Re: Linux 2.5.3-pre1-aia1

Jens Axboe (axboe@suse.de)
Mon, 21 Jan 2002 08:36:53 +0100


On Sun, Jan 20 2002, Andre Hedrick wrote:
> > Even if the drive is programmed for 16 sectors in multi mode, it still
> > must honor lower transfer sizes. The fix I did was not to limit this,
> > but rather to only setup transfers for the amount of sectors in the
> > first chunk. This is indeed necessary now that we do not have a copy of
> > the request to fool around with.
> >
> > > Basically as the Block maintainer, you pointed out I am restricted to 4k
> > > chunking in PIO. You decided, in the interest of the block glue layer
> > > into the driver, to force early end request per Linus's requirements to
> > > return back every 4k completed to block regardless of the size of the
> > > total data requested.
> >
> > Correct. The solution I did (which was one of the two I suggested) is
> > still the cleanest, IMHO.
> >
> > > For the above two condition to be properly satisfied, I have to adjust
> > > and apply one driver policy make the driver behave and give the desired
> > > results. We should note this will conform with future IDEMA proposals
> > > being submitted to the T committees.
> >
> > I still don't see a description of why this would cause a lost
> > interrupt. What is the flaw in my theory and/or code?
>
> We issue a setmultimode command and the driver defaults to maximum or 16
> sectors in most cases. This means the drive is expecting 16 sectors, and

Correct so far.

> your design is to issue only 8 sectors or less. The issuing of 8 sectors
> or less in the sector_count, while the device is expecting 16 is a setup
> for problems.

No it's not. By your standards, that would mean that if the device is
setup for 16 sector multi mode, then I could never ever issue requests
less than that (without doing some crap 'toss away extra data' stuff).
How else would you handle, eg, 2 sector requests with multi mode set?

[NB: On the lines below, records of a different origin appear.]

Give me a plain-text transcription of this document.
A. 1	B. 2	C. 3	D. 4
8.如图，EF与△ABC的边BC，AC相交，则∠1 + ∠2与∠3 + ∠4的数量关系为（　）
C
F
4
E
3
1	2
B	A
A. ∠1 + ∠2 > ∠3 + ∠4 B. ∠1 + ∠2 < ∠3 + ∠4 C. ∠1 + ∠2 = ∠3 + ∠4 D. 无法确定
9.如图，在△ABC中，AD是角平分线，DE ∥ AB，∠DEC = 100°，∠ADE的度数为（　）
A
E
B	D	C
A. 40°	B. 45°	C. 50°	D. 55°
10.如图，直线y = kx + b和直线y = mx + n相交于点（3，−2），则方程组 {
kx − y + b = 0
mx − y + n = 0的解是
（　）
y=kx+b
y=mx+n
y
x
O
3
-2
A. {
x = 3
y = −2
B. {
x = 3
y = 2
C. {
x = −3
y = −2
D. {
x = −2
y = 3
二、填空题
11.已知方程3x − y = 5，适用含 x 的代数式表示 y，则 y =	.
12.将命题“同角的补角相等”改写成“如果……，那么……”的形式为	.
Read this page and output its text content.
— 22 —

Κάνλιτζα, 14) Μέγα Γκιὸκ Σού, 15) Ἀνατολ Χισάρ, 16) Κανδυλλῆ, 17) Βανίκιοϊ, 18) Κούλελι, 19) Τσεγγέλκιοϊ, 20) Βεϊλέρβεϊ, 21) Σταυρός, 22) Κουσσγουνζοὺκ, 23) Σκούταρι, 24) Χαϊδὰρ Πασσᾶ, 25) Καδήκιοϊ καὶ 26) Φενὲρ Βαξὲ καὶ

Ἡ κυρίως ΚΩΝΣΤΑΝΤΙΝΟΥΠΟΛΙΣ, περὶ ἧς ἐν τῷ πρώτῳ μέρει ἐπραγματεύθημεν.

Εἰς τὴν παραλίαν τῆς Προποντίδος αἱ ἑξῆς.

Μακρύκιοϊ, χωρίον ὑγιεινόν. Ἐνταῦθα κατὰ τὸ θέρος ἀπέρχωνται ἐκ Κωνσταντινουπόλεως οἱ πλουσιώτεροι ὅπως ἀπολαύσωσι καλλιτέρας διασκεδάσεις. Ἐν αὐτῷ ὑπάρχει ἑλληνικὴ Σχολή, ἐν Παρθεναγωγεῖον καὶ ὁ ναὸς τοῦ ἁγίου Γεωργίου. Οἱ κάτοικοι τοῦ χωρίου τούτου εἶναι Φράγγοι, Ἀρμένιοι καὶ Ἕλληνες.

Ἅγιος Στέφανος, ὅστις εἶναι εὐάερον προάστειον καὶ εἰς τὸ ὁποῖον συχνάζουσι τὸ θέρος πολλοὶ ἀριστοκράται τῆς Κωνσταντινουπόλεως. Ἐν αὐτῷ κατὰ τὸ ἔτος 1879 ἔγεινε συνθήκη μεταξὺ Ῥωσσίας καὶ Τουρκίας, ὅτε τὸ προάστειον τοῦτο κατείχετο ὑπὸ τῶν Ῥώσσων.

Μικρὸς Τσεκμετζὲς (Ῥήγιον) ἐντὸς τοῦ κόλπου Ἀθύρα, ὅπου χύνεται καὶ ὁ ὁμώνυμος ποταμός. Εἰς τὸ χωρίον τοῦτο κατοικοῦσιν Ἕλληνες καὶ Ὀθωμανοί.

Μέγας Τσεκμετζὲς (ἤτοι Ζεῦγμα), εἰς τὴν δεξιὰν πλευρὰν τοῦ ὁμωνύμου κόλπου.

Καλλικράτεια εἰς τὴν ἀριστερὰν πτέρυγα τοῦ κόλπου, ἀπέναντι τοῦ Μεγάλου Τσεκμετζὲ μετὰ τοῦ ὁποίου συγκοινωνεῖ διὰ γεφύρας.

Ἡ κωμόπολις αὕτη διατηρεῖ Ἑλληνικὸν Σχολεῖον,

> The effective operations your changes have created without addressing all
> the variables is to terminate the command in process. Therefore, the
> decision made by you was to restrict the transfers to be process to the
> count in rq->current_nr_sectors. There is no bounds checking based on the
> command executed.

I'm not stopping a request in progress. I told the drive that the
request is current_nr_sectors big, so once it finishes transferring
current_nr_sectors sectors it truly thinks it's really done with that
request. And it is. However, I'm leaving the request on the queue (or,
really, ide_end_request is not taking it off because
end_that_request_first is not indicating it's complete). So I'm simply
starting from scratch with the remaining data. See?

> *****************************
> The questions to ask "How would the host terminate a command in progress,
> since BSY=1 (or DRQ=1) at this point? Is that done via a DEVICE_RESET or
> SRST write?"

[snip]

Moot, there's no premature termination going on.